On March 28, Assam woke up to a “skybus” advertisement in all the major dailies published out of the state declaring that the Bharatiya Janata Party would “win all constituencies of Upper Assam” which had polled the previous day. A skybus ad resembles a banner headline and in the absence of a prominent enough disclaimer – as was the case here – it is easy for readers to mistake it for news.

The Congress was outraged and approached the Election Commission. They alleged it was a violation of the commission’s model code of conduct that prohibited, among other things, exit polls before the conclusion of all phases of an ongoing election. The party also filed a police complaint against the BJP’s top brass in the state.

The Congress’s displeasure was understandable. The 47 seats that polled on April 27 will in all likelihood decide the fate of the overall elections – any indication to the electorate that the BJP had swept them could have meant lukewarm turnout in the rest of the two phases where the Congress-led alliance’s prospects are believed to be somewhat brighter.

Upper Assam and CAA

Indeed, Upper Assam was supposed to be the stiffest battleground this election. The area, dominated largely by people considered indigenous to Assam, saw some of the most fierce protests against the BJP’s Citizenship Amendment Act. These groups see the amendments, which provide an expedited pathway to Indian citizenship for undocumented non-Muslim migrants from Bangladesh, Pakistan and Afghanistan, as a threat to their local cultures and resources.

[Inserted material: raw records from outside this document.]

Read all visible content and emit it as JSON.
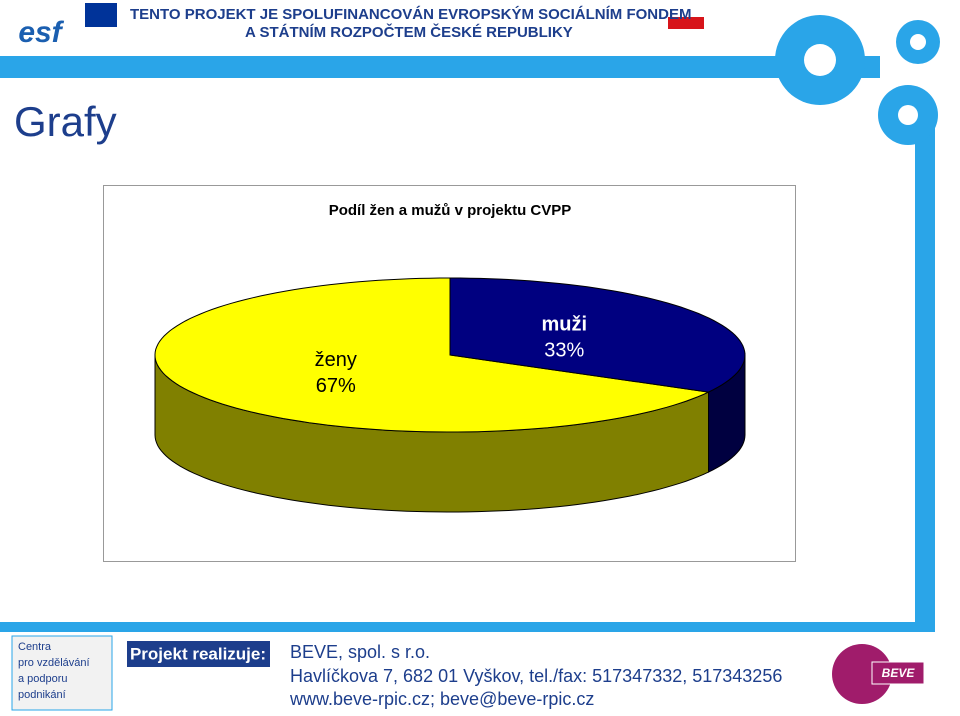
{
  "header": {
    "logo": "esf",
    "line1": "TENTO PROJEKT JE SPOLUFINANCOVÁN EVROPSKÝM SOCIÁLNÍM FONDEM",
    "line2": "A STÁTNÍM ROZPOČTEM ČESKÉ REPUBLIKY"
  },
  "slide_title": "Grafy",
  "chart_data": {
    "type": "pie",
    "title": "Podíl žen a mužů v projektu CVPP",
    "categories": [
      "ženy",
      "muži"
    ],
    "values": [
      67,
      33
    ],
    "value_labels": [
      "67%",
      "33%"
    ],
    "colors": [
      "#ffff00",
      "#000080"
    ],
    "side_colors": [
      "#808000",
      "#000040"
    ]
  },
  "footer": {
    "logo_lines": [
      "Centra",
      "pro vzdělávání",
      "a podporu",
      "podnikání"
    ],
    "realizer": "Projekt realizuje:",
    "company": "BEVE, spol. s r.o.",
    "address": "Havlíčkova 7, 682 01 Vyškov, tel./fax: 517347332, 517343256",
    "web": "www.beve-rpic.cz; beve@beve-rpic.cz",
    "badge": "BEVE"
  }
}
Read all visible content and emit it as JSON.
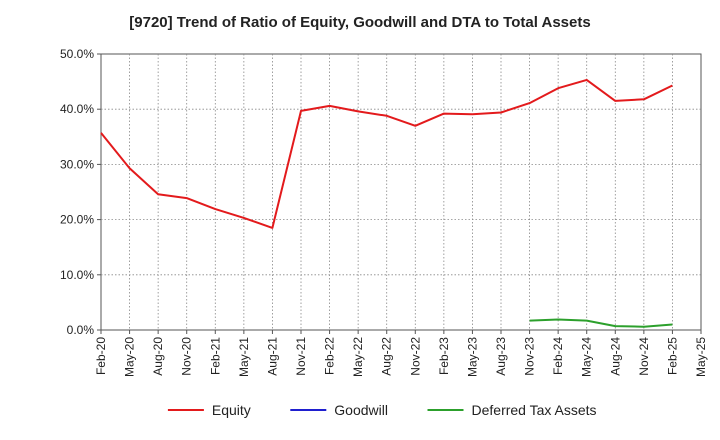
{
  "chart_data": {
    "type": "line",
    "title": "[9720]  Trend of Ratio of Equity, Goodwill and DTA to Total Assets",
    "xlabel": "",
    "ylabel": "",
    "x": [
      "Feb-20",
      "May-20",
      "Aug-20",
      "Nov-20",
      "Feb-21",
      "May-21",
      "Aug-21",
      "Nov-21",
      "Feb-22",
      "May-22",
      "Aug-22",
      "Nov-22",
      "Feb-23",
      "May-23",
      "Aug-23",
      "Nov-23",
      "Feb-24",
      "May-24",
      "Aug-24",
      "Nov-24",
      "Feb-25",
      "May-25"
    ],
    "ylim": [
      0,
      50
    ],
    "yticks": [
      "0.0%",
      "10.0%",
      "20.0%",
      "30.0%",
      "40.0%",
      "50.0%"
    ],
    "grid": true,
    "legend_position": "bottom",
    "series": [
      {
        "name": "Equity",
        "color": "#e31a1c",
        "values": [
          35.7,
          29.3,
          24.6,
          23.9,
          21.9,
          20.3,
          18.5,
          39.7,
          40.6,
          39.6,
          38.8,
          37.0,
          39.2,
          39.1,
          39.4,
          41.1,
          43.8,
          45.3,
          41.5,
          41.8,
          44.3,
          null
        ]
      },
      {
        "name": "Goodwill",
        "color": "#1f1fcf",
        "values": [
          null,
          null,
          null,
          null,
          null,
          null,
          null,
          null,
          null,
          null,
          null,
          null,
          null,
          null,
          null,
          null,
          null,
          null,
          null,
          null,
          null,
          null
        ]
      },
      {
        "name": "Deferred Tax Assets",
        "color": "#2ca02c",
        "values": [
          null,
          null,
          null,
          null,
          null,
          null,
          null,
          null,
          null,
          null,
          null,
          null,
          null,
          null,
          null,
          1.7,
          1.9,
          1.7,
          0.7,
          0.6,
          1.0,
          null
        ]
      }
    ]
  }
}
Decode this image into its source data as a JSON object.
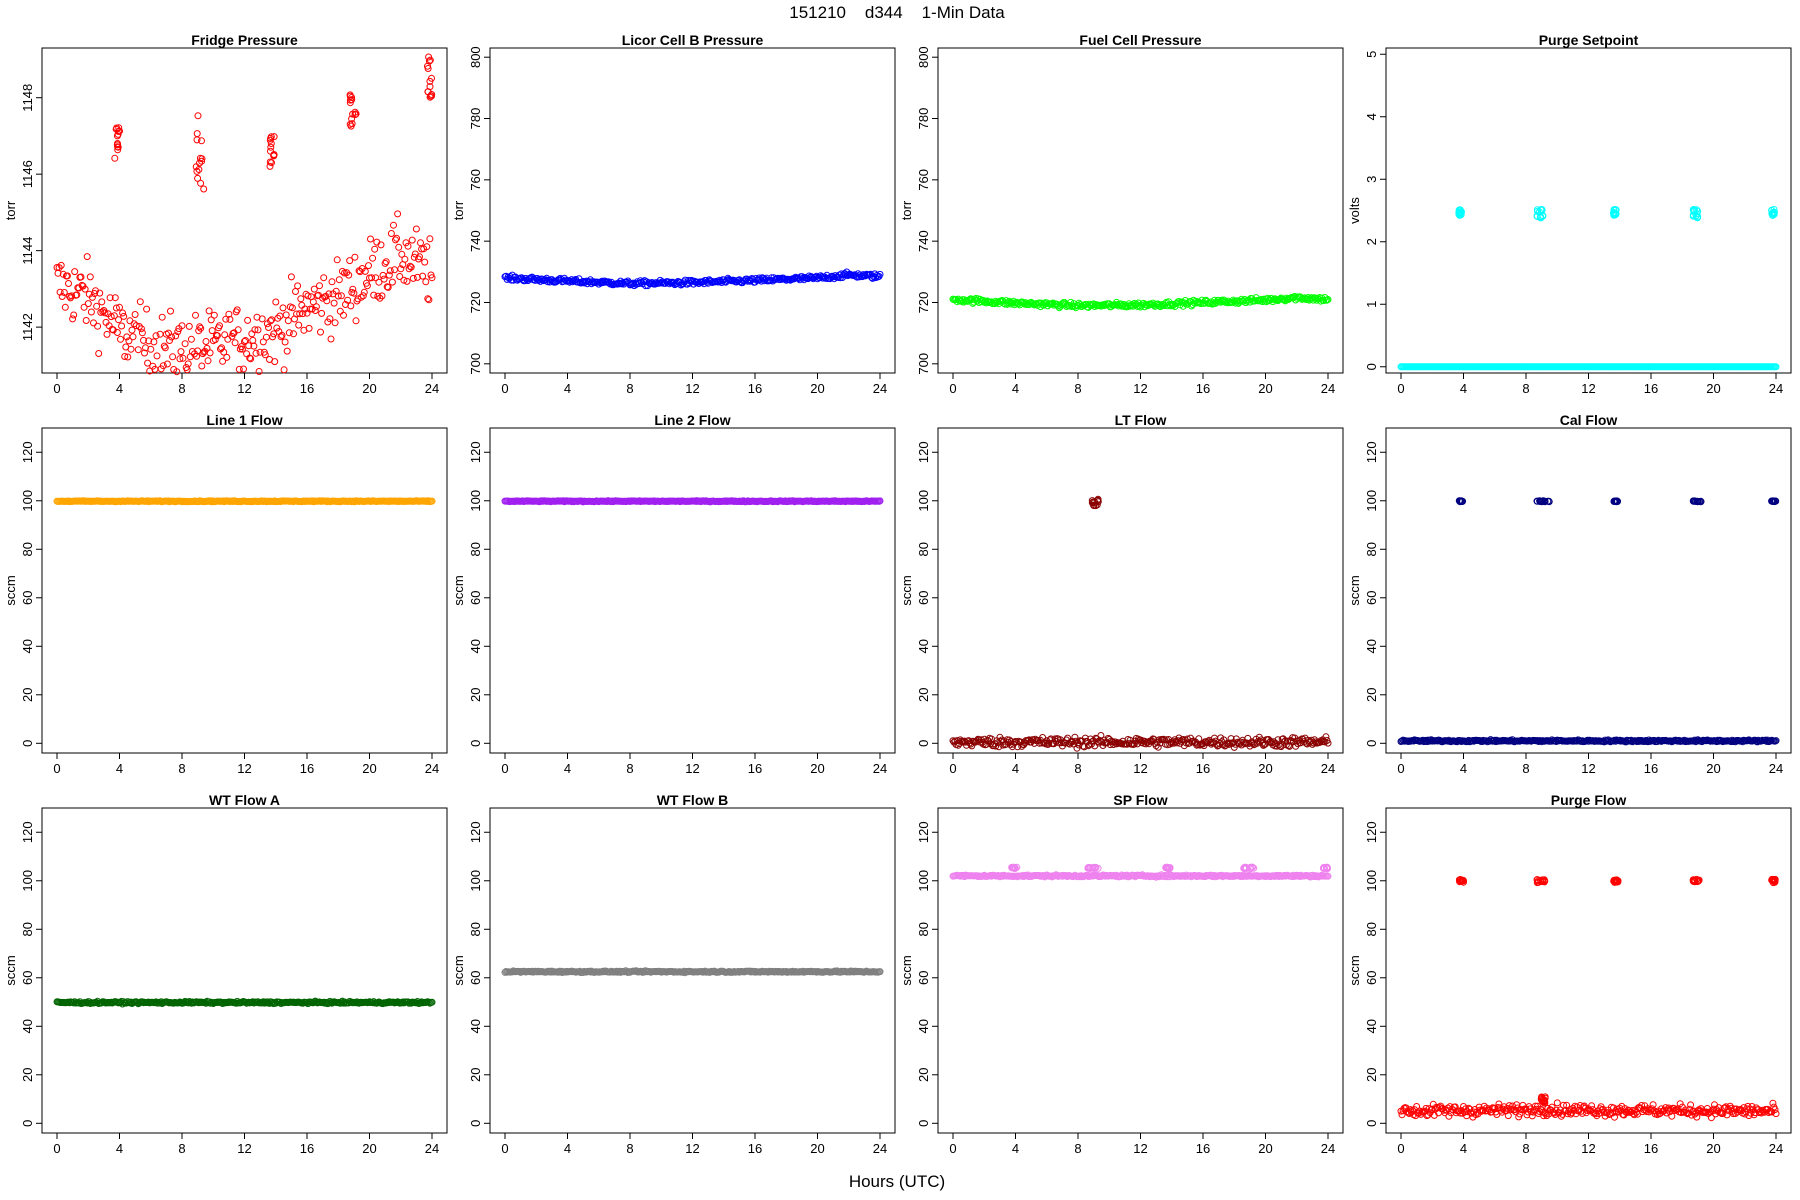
{
  "figure": {
    "title": "151210    d344    1-Min Data",
    "xlabel": "Hours (UTC)"
  },
  "chart_data": [
    {
      "type": "scatter",
      "title": "Fridge Pressure",
      "ylabel": "torr",
      "xlim": [
        0,
        24
      ],
      "ylim": [
        1140.8,
        1149.3
      ],
      "xticks": [
        0,
        4,
        8,
        12,
        16,
        20,
        24
      ],
      "yticks": [
        1142,
        1144,
        1146,
        1148
      ],
      "color": "#ff0000",
      "marker": "open-circle",
      "series": [
        {
          "baseline": [
            [
              0,
              1143.1
            ],
            [
              2,
              1142.8
            ],
            [
              4,
              1141.9
            ],
            [
              6,
              1141.5
            ],
            [
              8,
              1141.4
            ],
            [
              10,
              1141.5
            ],
            [
              12,
              1141.7
            ],
            [
              14,
              1141.9
            ],
            [
              16,
              1142.5
            ],
            [
              18,
              1142.8
            ],
            [
              20,
              1143.4
            ],
            [
              22,
              1143.9
            ],
            [
              24,
              1143.4
            ]
          ],
          "noise": 0.45,
          "excursions": [
            {
              "x": [
                3.7,
                4.0
              ],
              "y": [
                1146.4,
                1147.3
              ]
            },
            {
              "x": [
                8.8,
                9.4
              ],
              "y": [
                1145.6,
                1147.7
              ]
            },
            {
              "x": [
                13.6,
                13.9
              ],
              "y": [
                1146.2,
                1147.1
              ]
            },
            {
              "x": [
                18.7,
                19.2
              ],
              "y": [
                1147.2,
                1148.2
              ]
            },
            {
              "x": [
                23.7,
                24.0
              ],
              "y": [
                1148.0,
                1149.1
              ]
            }
          ]
        }
      ]
    },
    {
      "type": "scatter",
      "title": "Licor Cell B Pressure",
      "ylabel": "torr",
      "xlim": [
        0,
        24
      ],
      "ylim": [
        697,
        803
      ],
      "xticks": [
        0,
        4,
        8,
        12,
        16,
        20,
        24
      ],
      "yticks": [
        700,
        720,
        740,
        760,
        780,
        800
      ],
      "color": "#0000ff",
      "marker": "open-circle",
      "series": [
        {
          "baseline": [
            [
              0,
              728
            ],
            [
              4,
              727
            ],
            [
              8,
              726.2
            ],
            [
              12,
              726.5
            ],
            [
              16,
              727.2
            ],
            [
              20,
              728
            ],
            [
              22,
              729
            ],
            [
              24,
              728.5
            ]
          ],
          "noise": 0.4,
          "excursions": []
        }
      ]
    },
    {
      "type": "scatter",
      "title": "Fuel Cell Pressure",
      "ylabel": "torr",
      "xlim": [
        0,
        24
      ],
      "ylim": [
        697,
        803
      ],
      "xticks": [
        0,
        4,
        8,
        12,
        16,
        20,
        24
      ],
      "yticks": [
        700,
        720,
        740,
        760,
        780,
        800
      ],
      "color": "#00ff00",
      "marker": "open-circle",
      "series": [
        {
          "baseline": [
            [
              0,
              721
            ],
            [
              4,
              719.8
            ],
            [
              8,
              719
            ],
            [
              12,
              719.2
            ],
            [
              16,
              720
            ],
            [
              20,
              720.8
            ],
            [
              22,
              721.6
            ],
            [
              24,
              721
            ]
          ],
          "noise": 0.4,
          "excursions": []
        }
      ]
    },
    {
      "type": "scatter",
      "title": "Purge Setpoint",
      "ylabel": "volts",
      "xlim": [
        0,
        24
      ],
      "ylim": [
        -0.1,
        5.1
      ],
      "xticks": [
        0,
        4,
        8,
        12,
        16,
        20,
        24
      ],
      "yticks": [
        0,
        1,
        2,
        3,
        4,
        5
      ],
      "color": "#00ffff",
      "marker": "open-circle",
      "series": [
        {
          "baseline": [
            [
              0,
              0
            ],
            [
              24,
              0
            ]
          ],
          "noise": 0.0,
          "excursions": [
            {
              "x": [
                3.7,
                3.9
              ],
              "y": [
                2.42,
                2.52
              ]
            },
            {
              "x": [
                8.7,
                9.1
              ],
              "y": [
                2.38,
                2.52
              ]
            },
            {
              "x": [
                13.6,
                13.8
              ],
              "y": [
                2.42,
                2.52
              ]
            },
            {
              "x": [
                18.7,
                19.0
              ],
              "y": [
                2.38,
                2.52
              ]
            },
            {
              "x": [
                23.7,
                23.9
              ],
              "y": [
                2.42,
                2.52
              ]
            }
          ]
        }
      ]
    },
    {
      "type": "scatter",
      "title": "Line 1 Flow",
      "ylabel": "sccm",
      "xlim": [
        0,
        24
      ],
      "ylim": [
        -4,
        130
      ],
      "xticks": [
        0,
        4,
        8,
        12,
        16,
        20,
        24
      ],
      "yticks": [
        0,
        20,
        40,
        60,
        80,
        100,
        120
      ],
      "color": "#ffa500",
      "marker": "open-circle",
      "series": [
        {
          "baseline": [
            [
              0,
              99.8
            ],
            [
              24,
              99.8
            ]
          ],
          "noise": 0.1,
          "excursions": []
        }
      ]
    },
    {
      "type": "scatter",
      "title": "Line 2 Flow",
      "ylabel": "sccm",
      "xlim": [
        0,
        24
      ],
      "ylim": [
        -4,
        130
      ],
      "xticks": [
        0,
        4,
        8,
        12,
        16,
        20,
        24
      ],
      "yticks": [
        0,
        20,
        40,
        60,
        80,
        100,
        120
      ],
      "color": "#a020f0",
      "marker": "open-circle",
      "series": [
        {
          "baseline": [
            [
              0,
              99.8
            ],
            [
              24,
              99.8
            ]
          ],
          "noise": 0.1,
          "excursions": []
        }
      ]
    },
    {
      "type": "scatter",
      "title": "LT Flow",
      "ylabel": "sccm",
      "xlim": [
        0,
        24
      ],
      "ylim": [
        -4,
        130
      ],
      "xticks": [
        0,
        4,
        8,
        12,
        16,
        20,
        24
      ],
      "yticks": [
        0,
        20,
        40,
        60,
        80,
        100,
        120
      ],
      "color": "#8b0000",
      "marker": "open-circle",
      "series": [
        {
          "baseline": [
            [
              0,
              0.5
            ],
            [
              24,
              0.5
            ]
          ],
          "noise": 1.0,
          "excursions": [
            {
              "x": [
                8.9,
                9.3
              ],
              "y": [
                98,
                101
              ]
            }
          ]
        }
      ]
    },
    {
      "type": "scatter",
      "title": "Cal Flow",
      "ylabel": "sccm",
      "xlim": [
        0,
        24
      ],
      "ylim": [
        -4,
        130
      ],
      "xticks": [
        0,
        4,
        8,
        12,
        16,
        20,
        24
      ],
      "yticks": [
        0,
        20,
        40,
        60,
        80,
        100,
        120
      ],
      "color": "#000080",
      "marker": "open-circle",
      "series": [
        {
          "baseline": [
            [
              0,
              1
            ],
            [
              24,
              1
            ]
          ],
          "noise": 0.2,
          "excursions": [
            {
              "x": [
                3.7,
                4.0
              ],
              "y": [
                99.6,
                100
              ]
            },
            {
              "x": [
                8.7,
                9.5
              ],
              "y": [
                99.6,
                100
              ]
            },
            {
              "x": [
                13.6,
                13.9
              ],
              "y": [
                99.6,
                100
              ]
            },
            {
              "x": [
                18.7,
                19.2
              ],
              "y": [
                99.6,
                100
              ]
            },
            {
              "x": [
                23.7,
                24.0
              ],
              "y": [
                99.6,
                100
              ]
            }
          ]
        }
      ]
    },
    {
      "type": "scatter",
      "title": "WT Flow A",
      "ylabel": "sccm",
      "xlim": [
        0,
        24
      ],
      "ylim": [
        -4,
        130
      ],
      "xticks": [
        0,
        4,
        8,
        12,
        16,
        20,
        24
      ],
      "yticks": [
        0,
        20,
        40,
        60,
        80,
        100,
        120
      ],
      "color": "#006400",
      "marker": "open-circle",
      "series": [
        {
          "baseline": [
            [
              0,
              49.8
            ],
            [
              24,
              49.8
            ]
          ],
          "noise": 0.2,
          "excursions": []
        }
      ]
    },
    {
      "type": "scatter",
      "title": "WT Flow B",
      "ylabel": "sccm",
      "xlim": [
        0,
        24
      ],
      "ylim": [
        -4,
        130
      ],
      "xticks": [
        0,
        4,
        8,
        12,
        16,
        20,
        24
      ],
      "yticks": [
        0,
        20,
        40,
        60,
        80,
        100,
        120
      ],
      "color": "#808080",
      "marker": "open-circle",
      "series": [
        {
          "baseline": [
            [
              0,
              62.5
            ],
            [
              24,
              62.5
            ]
          ],
          "noise": 0.15,
          "excursions": []
        }
      ]
    },
    {
      "type": "scatter",
      "title": "SP Flow",
      "ylabel": "sccm",
      "xlim": [
        0,
        24
      ],
      "ylim": [
        -4,
        130
      ],
      "xticks": [
        0,
        4,
        8,
        12,
        16,
        20,
        24
      ],
      "yticks": [
        0,
        20,
        40,
        60,
        80,
        100,
        120
      ],
      "color": "#ee82ee",
      "marker": "open-circle",
      "series": [
        {
          "baseline": [
            [
              0,
              102
            ],
            [
              24,
              102
            ]
          ],
          "noise": 0.2,
          "excursions": [
            {
              "x": [
                3.7,
                4.1
              ],
              "y": [
                105,
                105.6
              ]
            },
            {
              "x": [
                8.6,
                9.3
              ],
              "y": [
                105,
                105.6
              ]
            },
            {
              "x": [
                13.6,
                13.9
              ],
              "y": [
                105,
                105.6
              ]
            },
            {
              "x": [
                18.6,
                19.3
              ],
              "y": [
                105,
                105.6
              ]
            },
            {
              "x": [
                23.7,
                24.0
              ],
              "y": [
                105,
                105.6
              ]
            }
          ]
        }
      ]
    },
    {
      "type": "scatter",
      "title": "Purge Flow",
      "ylabel": "sccm",
      "xlim": [
        0,
        24
      ],
      "ylim": [
        -4,
        130
      ],
      "xticks": [
        0,
        4,
        8,
        12,
        16,
        20,
        24
      ],
      "yticks": [
        0,
        20,
        40,
        60,
        80,
        100,
        120
      ],
      "color": "#ff0000",
      "marker": "open-circle",
      "series": [
        {
          "baseline": [
            [
              0,
              5
            ],
            [
              8,
              5.5
            ],
            [
              9,
              6
            ],
            [
              10,
              5.5
            ],
            [
              24,
              5
            ]
          ],
          "noise": 1.2,
          "excursions": [
            {
              "x": [
                3.7,
                4.0
              ],
              "y": [
                99.2,
                100.6
              ]
            },
            {
              "x": [
                8.7,
                9.2
              ],
              "y": [
                99.2,
                100.6
              ]
            },
            {
              "x": [
                13.6,
                13.9
              ],
              "y": [
                99.2,
                100.6
              ]
            },
            {
              "x": [
                18.7,
                19.1
              ],
              "y": [
                99.2,
                100.6
              ]
            },
            {
              "x": [
                23.7,
                24.0
              ],
              "y": [
                99.2,
                100.6
              ]
            },
            {
              "x": [
                8.9,
                9.3
              ],
              "y": [
                8,
                11
              ]
            }
          ]
        }
      ]
    }
  ]
}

The Congress was hoping to cash in on these sentiments and wrest the region from the BJP which had won an overwhelming majority here last time. If voted to power, the Congress has promised to pass a law in the state Assembly that would nullify the Act in Assam. The Congress’s war cry, “Axom Bosaun Aahok” – Let’s save Assam – encapsulates its strategy.

BJP’s communal pitch

The BJP, understandably, barely invoked the CAA in its Assam campaign this time. Yet, it was an absent presence in its rallies. To counter the Congress’s anti-CAA pitch, it employed deeply communal rhetoric. Rally after rally, the party’s big-wigs targeted the Congress’s alliance partner All India United Democratic Front, which largely represents the interests of Assam’s Muslims of Bengali origin. If the Congress-led alliance came to power, they warned, the AIUDF’s chief Badruddin Ajmal – “a threat to Assamese civilisation” – would be chief minister.

‘Development’, not ‘identity’

Yet, travelling through these areas, it was clear that most people did not see the elections as a referendum on the Act – or as a fight to save Assam’s civilisational ethos as the BJP has repeatedly claimed.

Assembly elections, they insisted, were more about developmental issues than identity concerns. The BJP, a large section seemed to believe, had done well on that front by building roads and bridges. Apart from infrastructure, the BJP’s pre-election sops and cash assistance schemes also seemed to impress many people on the ground.

Even those who were not happy with the saffron party cited reasons that were largely economic in nature – rising unemployment and severe price-rise of various essential commodities. The Congress’s alliance with the AIUDF seemed to bother few people.

Congress struggles

The Congress’s limitations were all too evident. It had failed to court the state’s smaller ethnic groups who have the potential to swing the elections in several seats. Observers blamed this on Congress’s “managerial” approach as opposed to the BJP’s more precise and long-running agenda-driven social engineering that goes beyond just winning elections.

The state’s “tea-tribe” communities – as the descendants of the Adivasis largely from the Chotanagpur region in present-day Jharkhand who were brought by the British Raj to work as indentured labourers in tea plantations starting the mid-19th century are called – also seem to have some resentment against the BJP. The party failed to keep its election promise of granting the community Scheduled Tribe status and increasing tea workers’ daily wages.

Yet, conversations with tea garden workers and community leaders suggest this disappointment may not necessarily translate into votes for the Congress. The BJP’s infrastructural activities in the garden and pre-election sops seem to have blunted some of the anger.

Wide-ranging Congress alliance

But by no means it is all bleak for the Congress. The party has managed to stitch together some useful alliances. Apart from the one with the AIUDF, which is likely to help consolidate Bengali Muslim votes in Lower Assam and Barak Valley, the party’s partnership with the Hagrama Mohilary-led Bodo People’s Front is likely to pay it dividends in not just the Bodoland Territorial Region but Bodo-heavy constituencies outside too.

The BJP’s strategic alliance with another Bodo-centric party, the United People’s Party Liberal hopes to offset some of these gains, but Mohilary’s personal popularity in the region, particularly among the non-Bodos who actually outnumber the Bodos, may play spoilsport for the saffron party.

Those who follow Assam’s politics say these are the tightest elections in the state in years. But how tight exactly would depend on how close to reality BJP’s “skybus” advertisement was – which, according to many, blurred the line between news and propaganda.